Traditional banking giants are undergoing a fundamental shift in perspective, now viewing cryptocurrency not as a curiosity but as a direct competitive threat to their core business models. Coinbase CEO Brian Armstrong, returning from the World Economic Forum in Davos, revealed that a top executive at one of the world's ten largest banks identified crypto as their "number one priority" and an "existential" issue for their institution.
This marks a stark departure from years of dismissal, indicating crypto has crossed a psychological threshold within global finance. The perceived threat is not Bitcoin's price volatility, but the underlying technological shift. Financial leaders are now "leaning into it as an opportunity," actively seeking entry points into the digital asset space as regulatory clarity improves.
The core of the disruption lies in three key areas: stablecoins acting as digital bank deposits moving at internet speed, tokenization turning real-world assets like bonds and property into programmable instruments, and decentralized finance (DeFi) platforms recreating lending and trading without traditional intermediaries. These innovations directly target banking profit centers: payments, custody, liquidity, and customer relationships.
At Davos, tokenization was a central discussion topic, expanding beyond stablecoins into equities and credit. Armstrong highlighted its potential to serve 4 billion "unbrokered" adults globally and predicted "major progress" in 2026. The rise of AI agents, another hot topic at the forum, is expected to accelerate this shift, as they will likely use stablecoins for payments by default, bypassing conventional banking systems.
Regulatory developments are fueling the transition.

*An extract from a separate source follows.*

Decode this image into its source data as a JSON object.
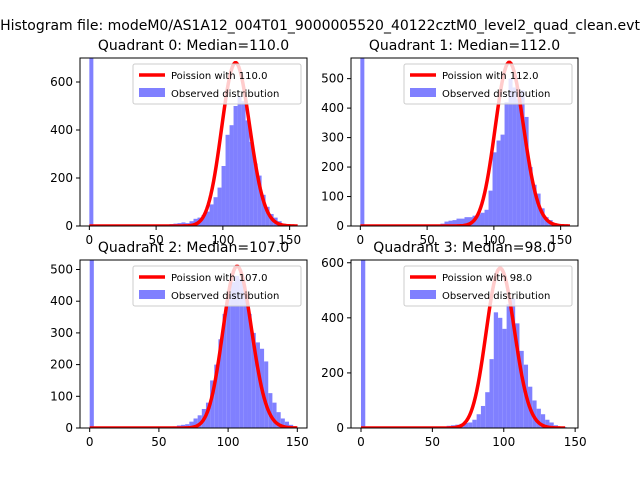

The Trump administration is pushing crypto-focused legislation, including the CLARITY Act, with Armstrong calling it "the most crypto-forward government in the world." A key congressional debate centers on whether stablecoins should be allowed to pay yield—a move banks oppose to protect their deposit systems. This debate strikes at the heart of the traditional model where banks profit from deposits that earn little for consumers.
The ultimate fear for banks is a future where customers hold value in digital wallets instead of checking accounts, move money globally without SWIFT, and earn yield outside traditional savings products. This could reduce banks from dominant financial gatekeepers to background infrastructure. As Armstrong noted, big institutions don't mobilize legal teams and lobbyists over trends that don't matter. The mobilization is now fully underway.